Ton parfum est chaste, et ta douceur éteinte
Console les yeux.



Πόλυ πάκτιδος ἀδυμελεστέρα, χρύσω χρυσοτέρα.

Beaucoup plus mélodieuse que le paktis, plus dorée que l’or…

Un commentateur d’Hermogène le rhéteur dit : « De pareilles phrases flattent bassement l’oreille, comme les phrases amoureuses dont se servent Anacréon et Psappha : plus blanche que le lait, plus délicate que l’eau, plus mélodieuse que les paktis, plus vive qu’un coursier, plus tendre que les roses, plus douce qu’une robe de lin, plus précieuse que l’or. »

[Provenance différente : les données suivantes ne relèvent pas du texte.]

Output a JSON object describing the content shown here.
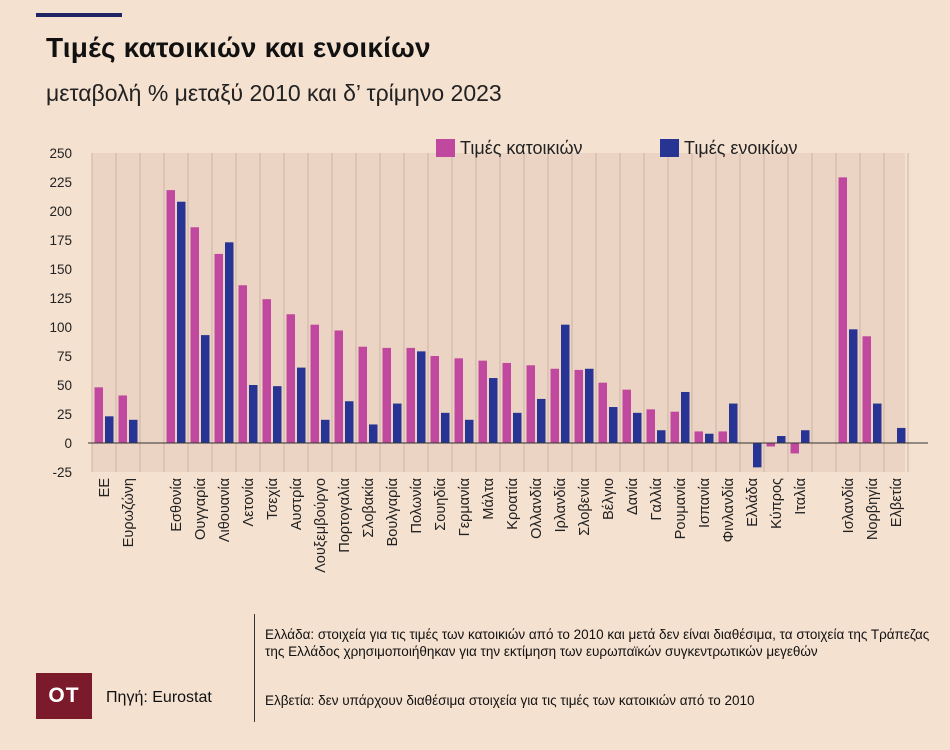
{
  "header": {
    "title": "Τιμές κατοικιών και ενοικίων",
    "subtitle": "μεταβολή % μεταξύ 2010 και δ’ τρίμηνο 2023"
  },
  "chart_data": {
    "type": "bar",
    "categories": [
      "ΕΕ",
      "Ευρωζώνη",
      "Εσθονία",
      "Ουγγαρία",
      "Λιθουανία",
      "Λετονία",
      "Τσεχία",
      "Αυστρία",
      "Λουξεμβούργο",
      "Πορτογαλία",
      "Σλοβακία",
      "Βουλγαρία",
      "Πολωνία",
      "Σουηδία",
      "Γερμανία",
      "Μάλτα",
      "Κροατία",
      "Ολλανδία",
      "Ιρλανδία",
      "Σλοβενία",
      "Βέλγιο",
      "Δανία",
      "Γαλλία",
      "Ρουμανία",
      "Ισπανία",
      "Φινλανδία",
      "Ελλάδα",
      "Κύπρος",
      "Ιταλία",
      "Ισλανδία",
      "Νορβηγία",
      "Ελβετία"
    ],
    "groups": [
      [
        "ΕΕ",
        "Ευρωζώνη"
      ],
      [
        "Εσθονία",
        "Ουγγαρία",
        "Λιθουανία",
        "Λετονία",
        "Τσεχία",
        "Αυστρία",
        "Λουξεμβούργο",
        "Πορτογαλία",
        "Σλοβακία",
        "Βουλγαρία",
        "Πολωνία",
        "Σουηδία",
        "Γερμανία",
        "Μάλτα",
        "Κροατία",
        "Ολλανδία",
        "Ιρλανδία",
        "Σλοβενία",
        "Βέλγιο",
        "Δανία",
        "Γαλλία",
        "Ρουμανία",
        "Ισπανία",
        "Φινλανδία",
        "Ελλάδα",
        "Κύπρος",
        "Ιταλία"
      ],
      [
        "Ισλανδία",
        "Νορβηγία",
        "Ελβετία"
      ]
    ],
    "series": [
      {
        "name": "Τιμές κατοικιών",
        "color": "#c0489e",
        "values": [
          48,
          41,
          218,
          186,
          163,
          136,
          124,
          111,
          102,
          97,
          83,
          82,
          82,
          75,
          73,
          71,
          69,
          67,
          64,
          63,
          52,
          46,
          29,
          27,
          10,
          10,
          null,
          -3,
          -9,
          229,
          92,
          null
        ]
      },
      {
        "name": "Τιμές ενοικίων",
        "color": "#283494",
        "values": [
          23,
          20,
          208,
          93,
          173,
          50,
          49,
          65,
          20,
          36,
          16,
          34,
          79,
          26,
          20,
          56,
          26,
          38,
          102,
          64,
          31,
          26,
          11,
          44,
          8,
          34,
          -21,
          6,
          11,
          98,
          34,
          13
        ]
      }
    ],
    "ylim": [
      -25,
      250
    ],
    "yticks": [
      -25,
      0,
      25,
      50,
      75,
      100,
      125,
      150,
      175,
      200,
      225,
      250
    ],
    "legend_position": "top-right",
    "grid": "vertical-dividers"
  },
  "footer": {
    "logo": "ΟΤ",
    "source": "Πηγή: Eurostat",
    "note_greece": "Ελλάδα: στοιχεία για τις τιμές των κατοικιών από το 2010 και μετά δεν είναι διαθέσιμα, τα στοιχεία της Τράπεζας της Ελλάδος χρησιμοποιήθηκαν για την εκτίμηση των ευρωπαϊκών συγκεντρωτικών μεγεθών",
    "note_switzerland": "Ελβετία: δεν υπάρχουν διαθέσιμα στοιχεία για τις τιμές των κατοικιών από το 2010"
  }
}
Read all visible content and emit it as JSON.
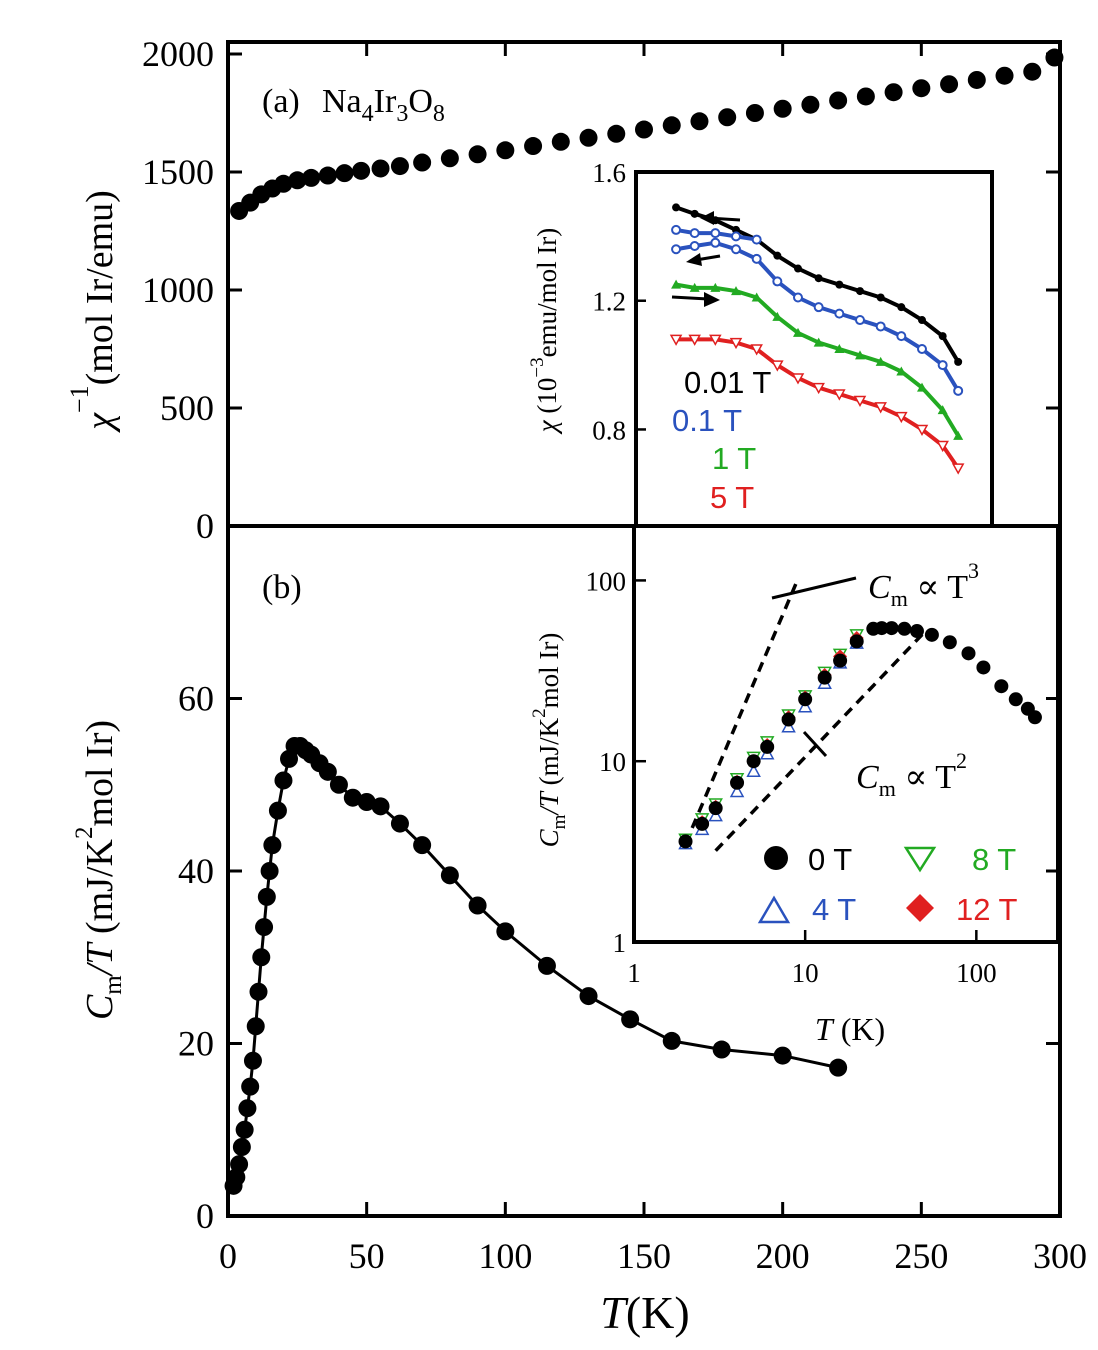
{
  "chart_data": [
    {
      "id": "a",
      "type": "scatter",
      "panel_label": "(a)",
      "compound": {
        "el1": "Na",
        "n1": "4",
        "el2": "Ir",
        "n2": "3",
        "el3": "O",
        "n3": "8"
      },
      "ylabel": {
        "symbol": "χ",
        "sup": "−1",
        "unit": "(mol Ir/emu)"
      },
      "xlim": [
        0,
        300
      ],
      "ylim": [
        0,
        2000
      ],
      "yticks": [
        0,
        500,
        1000,
        1500,
        2000
      ],
      "series": [
        {
          "name": "inverse susceptibility",
          "color": "#000000",
          "x": [
            4,
            8,
            12,
            16,
            20,
            25,
            30,
            36,
            42,
            48,
            55,
            62,
            70,
            80,
            90,
            100,
            110,
            120,
            130,
            140,
            150,
            160,
            170,
            180,
            190,
            200,
            210,
            220,
            230,
            240,
            250,
            260,
            270,
            280,
            290,
            298
          ],
          "y": [
            1335,
            1370,
            1405,
            1430,
            1450,
            1465,
            1475,
            1485,
            1495,
            1505,
            1515,
            1525,
            1540,
            1558,
            1575,
            1592,
            1610,
            1628,
            1645,
            1662,
            1680,
            1698,
            1715,
            1732,
            1750,
            1768,
            1785,
            1803,
            1820,
            1838,
            1855,
            1872,
            1890,
            1908,
            1925,
            1985
          ]
        }
      ]
    },
    {
      "id": "a-inset",
      "type": "line",
      "ylabel": {
        "symbol": "χ",
        "pre": "(10",
        "exp": "−3",
        "post": "emu/mol Ir)"
      },
      "xlim": [
        0,
        300
      ],
      "ylim": [
        0.5,
        1.6
      ],
      "yticks": [
        0.8,
        1.2,
        1.6
      ],
      "legend": [
        {
          "label": "0.01 T",
          "color": "#000000"
        },
        {
          "label": "0.1 T",
          "color": "#2a52be"
        },
        {
          "label": "1 T",
          "color": "#22aa22"
        },
        {
          "label": "5 T",
          "color": "#e02020"
        }
      ],
      "series": [
        {
          "name": "0.01 T",
          "color": "#000000",
          "marker": "filled-circle",
          "x": [
            2,
            20,
            40,
            60,
            80,
            100,
            120,
            140,
            160,
            180,
            200,
            220,
            240,
            260,
            275
          ],
          "y": [
            1.49,
            1.47,
            1.45,
            1.42,
            1.39,
            1.34,
            1.3,
            1.27,
            1.25,
            1.23,
            1.21,
            1.18,
            1.14,
            1.09,
            1.01
          ]
        },
        {
          "name": "0.1 T (upper branch)",
          "color": "#2a52be",
          "marker": "open-circle",
          "x": [
            2,
            20,
            40,
            60,
            80
          ],
          "y": [
            1.42,
            1.41,
            1.41,
            1.4,
            1.39
          ]
        },
        {
          "name": "0.1 T",
          "color": "#2a52be",
          "marker": "open-circle",
          "x": [
            2,
            20,
            40,
            60,
            80,
            100,
            120,
            140,
            160,
            180,
            200,
            220,
            240,
            260,
            275
          ],
          "y": [
            1.36,
            1.37,
            1.38,
            1.36,
            1.33,
            1.26,
            1.21,
            1.18,
            1.16,
            1.14,
            1.12,
            1.09,
            1.05,
            1.0,
            0.92
          ]
        },
        {
          "name": "1 T",
          "color": "#22aa22",
          "marker": "filled-triangle",
          "x": [
            2,
            20,
            40,
            60,
            80,
            100,
            120,
            140,
            160,
            180,
            200,
            220,
            240,
            260,
            275
          ],
          "y": [
            1.25,
            1.24,
            1.24,
            1.23,
            1.21,
            1.15,
            1.1,
            1.07,
            1.05,
            1.03,
            1.01,
            0.98,
            0.93,
            0.86,
            0.78
          ]
        },
        {
          "name": "5 T",
          "color": "#e02020",
          "marker": "open-triangle-down",
          "x": [
            2,
            20,
            40,
            60,
            80,
            100,
            120,
            140,
            160,
            180,
            200,
            220,
            240,
            260,
            275
          ],
          "y": [
            1.08,
            1.08,
            1.08,
            1.07,
            1.05,
            1.0,
            0.96,
            0.93,
            0.91,
            0.89,
            0.87,
            0.84,
            0.8,
            0.75,
            0.68
          ]
        }
      ]
    },
    {
      "id": "b",
      "type": "scatter",
      "panel_label": "(b)",
      "ylabel": {
        "c": "C",
        "csub": "m",
        "t": "/T",
        "pre": "(mJ/K",
        "exp": "2",
        "post": "mol Ir)"
      },
      "xlabel": {
        "t": "T",
        "unit": "(K)"
      },
      "xlim": [
        0,
        300
      ],
      "ylim": [
        0,
        80
      ],
      "xticks": [
        0,
        50,
        100,
        150,
        200,
        250,
        300
      ],
      "yticks": [
        0,
        20,
        40,
        60
      ],
      "series": [
        {
          "name": "Cm/T",
          "color": "#000000",
          "x": [
            2,
            3,
            4,
            5,
            6,
            7,
            8,
            9,
            10,
            11,
            12,
            13,
            14,
            15,
            16,
            18,
            20,
            22,
            24,
            26,
            28,
            30,
            33,
            36,
            40,
            45,
            50,
            55,
            62,
            70,
            80,
            90,
            100,
            115,
            130,
            145,
            160,
            178,
            200,
            220
          ],
          "y": [
            3.5,
            4.5,
            6,
            8,
            10,
            12.5,
            15,
            18,
            22,
            26,
            30,
            33.5,
            37,
            40,
            43,
            47,
            50.5,
            53,
            54.5,
            54.5,
            54,
            53.5,
            52.5,
            51.5,
            50,
            48.5,
            48,
            47.5,
            45.5,
            43,
            39.5,
            36,
            33,
            29,
            25.5,
            22.8,
            20.3,
            19.3,
            18.6,
            17.2
          ],
          "fit_line": true
        }
      ]
    },
    {
      "id": "b-inset",
      "type": "scatter",
      "scale": "log-log",
      "ylabel": {
        "c": "C",
        "csub": "m",
        "t": "/T",
        "pre": "(mJ/K",
        "exp": "2",
        "post": "mol Ir)"
      },
      "xlabel": {
        "t": "T",
        "unit": "(K)"
      },
      "xlim": [
        1,
        300
      ],
      "ylim": [
        1,
        200
      ],
      "xticks": [
        1,
        10,
        100
      ],
      "yticks": [
        1,
        10,
        100
      ],
      "annotations": [
        {
          "text": "C",
          "sub": "m",
          "rel": " ∝ T",
          "exp": "3"
        },
        {
          "text": "C",
          "sub": "m",
          "rel": " ∝ T",
          "exp": "2"
        }
      ],
      "legend": [
        {
          "label": "0 T",
          "color": "#000000",
          "marker": "filled-circle"
        },
        {
          "label": "8 T",
          "color": "#22aa22",
          "marker": "open-triangle-down"
        },
        {
          "label": "4 T",
          "color": "#2a52be",
          "marker": "open-triangle"
        },
        {
          "label": "12 T",
          "color": "#e02020",
          "marker": "filled-diamond"
        }
      ],
      "guide_lines": [
        {
          "name": "T^3",
          "x": [
            2.0,
            9.0
          ],
          "y": [
            3.5,
            100
          ]
        },
        {
          "name": "T^2",
          "x": [
            3.0,
            50
          ],
          "y": [
            3.2,
            52
          ]
        }
      ],
      "series": [
        {
          "name": "0 T",
          "color": "#000000",
          "marker": "filled-circle",
          "x": [
            2,
            2.5,
            3,
            4,
            5,
            6,
            8,
            10,
            13,
            16,
            20,
            25,
            28,
            32,
            38,
            45,
            55,
            70,
            90,
            110,
            140,
            170,
            200,
            220
          ],
          "y": [
            3.6,
            4.5,
            5.5,
            7.6,
            10,
            12,
            17,
            22,
            29,
            36,
            46,
            54,
            54.5,
            54.5,
            54,
            52.5,
            50,
            45.5,
            39.5,
            33,
            26,
            22,
            19.5,
            17.5
          ]
        },
        {
          "name": "4 T",
          "color": "#2a52be",
          "marker": "open-triangle",
          "x": [
            2,
            2.5,
            3,
            4,
            5,
            6,
            8,
            10,
            13,
            16,
            20
          ],
          "y": [
            3.5,
            4.2,
            5.0,
            6.8,
            8.8,
            11,
            15.5,
            20,
            27,
            35,
            45
          ]
        },
        {
          "name": "8 T",
          "color": "#22aa22",
          "marker": "open-triangle-down",
          "x": [
            2,
            2.5,
            3,
            4,
            5,
            6,
            8,
            10,
            13,
            16,
            20
          ],
          "y": [
            3.7,
            4.8,
            5.8,
            8.0,
            10.5,
            12.8,
            18,
            23,
            31,
            39,
            50
          ]
        },
        {
          "name": "12 T",
          "color": "#e02020",
          "marker": "filled-diamond",
          "x": [
            2,
            2.5,
            3,
            4,
            5,
            6,
            8,
            10,
            13,
            16,
            20
          ],
          "y": [
            3.6,
            4.6,
            5.6,
            7.7,
            10,
            12.3,
            17.5,
            22.5,
            30,
            38,
            48
          ]
        }
      ]
    }
  ]
}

« Psappha est éloquente et douce lorsqu’elle chante la beauté, l’amour, le printemps et le martin-pêcheur, et

toutes les métaphores gracieuses sont tissées dans sa poésie, avec ses propres imaginations. »
Démétrius.

Le Lexicon Seguerianum cite ἄκακος, qui ignore le mal, comme employé par Psappha.

« Diotime dit que l’Amour fleurit dans la prospérité, mais qu’il s’enfuit devant l’infortune, et Psappha partage ce sentiment lorsqu’elle appelle l’Amour γλυκύπικρος, doux et amer, et ἀλγεσίδωρος, qui donne la douleur. Socrate appelle l’Amour « le magicien. » Psappha le nomme μυθοπλόκος, le tisseur de chimères. »

Maxime de Tyr.


Erôs, de tes mains prodigues de douleurs
Tu répands l’angoisse, et tes lèvres amères
Ont le goût du sel et le parfum des fleurs,
Tisseur de chimères.

« Psappha aimait la Rose, et la louait sans cesse, et la comparait à la beauté des vierges. »

Philostrate.

« Ainsi luttent [les vierges] aux bras de rose, aux regards étincelants, aux belles joues, à la voix de miel, (ῥοδοπήχεις καὶ ἑλικώπιδες καὶ καλλιπάρῃοι καὶ μελίφωνοι) : ceci est véritablement la douce salutation de Psappha. »

Idem.

« Anacréon dit que l’on se couronnait de fenouil, d’après Psappha et Alcée : ces derniers cependant disent aussi : (de persil). »

Pollux.

Libanius écrit : « S’il fut permis à Psappha de Lesbôs de demander dans ses prières « que la nuit fût doublée pour elle, » qu’à mon tour j’ose implorer une faveur pareille… »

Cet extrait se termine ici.